Mount Edith Cavell

  • Mount Edith Cavell
  • 3363 m
  • Primary factor 2033 m
  • Alberta, Canada.
  • Location: North 52.66698, West 118.05357 (GPS on the summit)
  • Difficulty: YDS class 3
  • Climbed August 5. 2018

Information:


See this summary for a quick overview of the peaks climbed on this trip.

How to get there:

Route description:
From the hostel, walk back down to the road, cross it and take the shortcut that reconnects with the (side)road a bit lower. Cross the bridge and take the wide path that first climbs slightly, then curves around to your left in order to follow the hillside. This path is quite big and well developed. As you get closer to the mountain ahead, ie. can see that a (side)valley will branch left, then pay attention in order to locate a (smaller) trail that forks left. If you cross the river, you have gone too far. This is about 4 kilometer from the trailhead were you started.
Take this very clear trail that heads uphill (left) from the main trail. The trail runs through old forest, breaks out near the tree line, then runs through sections of younger (smaller) trees, before turning more uphill and engtering a nice, open basin with gras.
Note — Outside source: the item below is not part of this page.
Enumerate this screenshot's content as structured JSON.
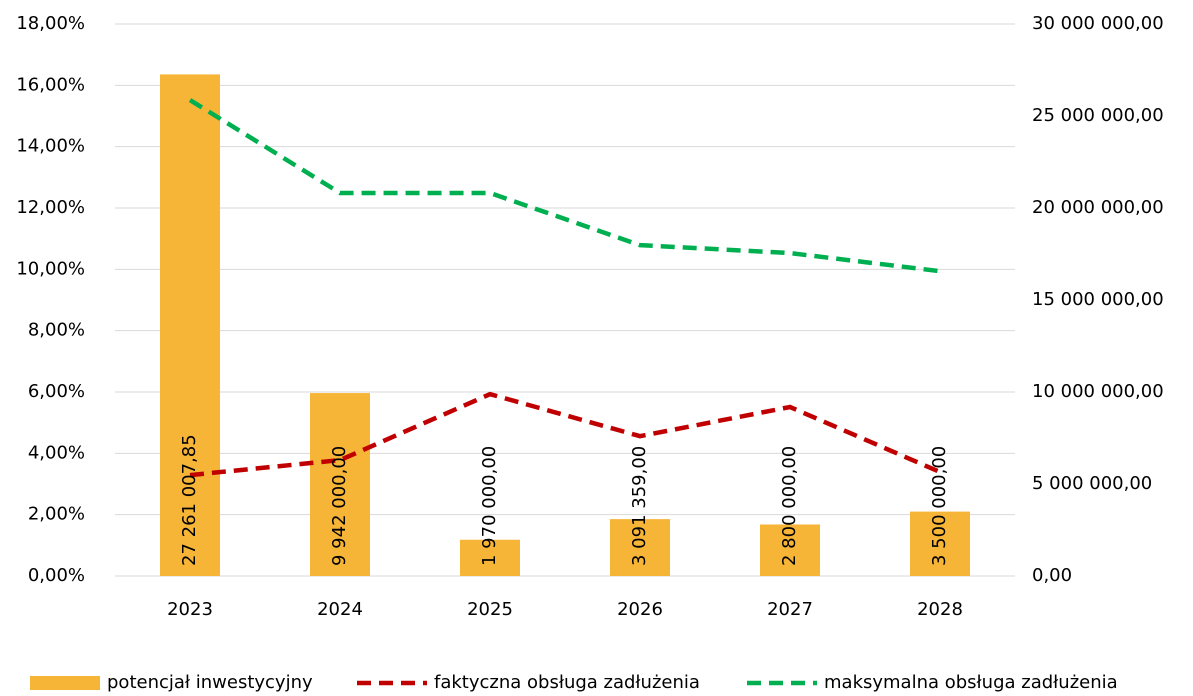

The big slope with talus and rocks is looming ahead.
You may notice a faint trail that leads across the first section of rocks, then uphill. Do the initial climb on the left side of the creek (in the middle), then cross to the right at a pretty obvious location. Thus, the major part of this ascent will be to the climbers right hand side of the creek. A rock-rib extends uphill, it provides more stable rock and ascending on it is recommended. There will be several small cairns indicating a good route.
Higher up, the rocks are quite unpleasant, many medium sized rocks are quite loose and unstable. One should be careful in this area if there are climbers below. Ascend up this final stretch to gain the main ridge.
Turn right and foillow the broad ridge, the best rock is often staying left close to the steep drop on that side. Higher up, it is easy to see that the route becomes (too) steep and a traverse right, to reach the ridgeline that you see across to your right. A small climbers trail may be followed across, if icy an ice axe should be used. Immediately, when on the new ridge-line, scramble up (left) and follow this ridge tgo the first (and lowest) summit. There are two more summits, a snowridge connecting them. Crampons and ice axe may be needed to traverse this (sharp) ridge. Later in summer (we were there in early August), the snow melts out on the south side and the traverse can be done along the rocks on this side.
Comments:
I did this climb with my son Pål Jørgen. We had a reservation at the hostel, since the road was closed, except for people staying there. We arrived the evening before and enjoyed a nice evening before sleep.
The next morning, we were up early and left by 0600. Pål set a good pace and we arrived at the trailfork by 0640. The trail up and into the basin was easy to follow, slightly less clear exactly where the route ascended. We stayed left and scrambled some easy rocks, then moved right and crossed the creek. Small cairns showed that this was a common route. Pretty nice rock until quite high, then loose before gaining the ridge. We followed the ridge, traversed right to the ridge-point on our right. Instead of immediately going up the ridge, wse followed what looked like a climbers trail leading onto the slope on the right hand side of the ridgeline. Big mistake! We realized this pretty soon and had a slightly scary scramble on loose terrain to get onto the ridge. The rest was easy. The snow ridge between the 3 summit points could be followed on rocks. The first summit had a register, it is clearly the lowest. The two next summits are close, but a somewhat careful measurement using our half-empty water bottle seemed to confirm that it is indeed the last (3rd.,most easterly) peak that is the highest one. We had arrived at 1130, leaving at 1215, we had a nice return hike. Back at 1635, this trip is absolutely a full day outing.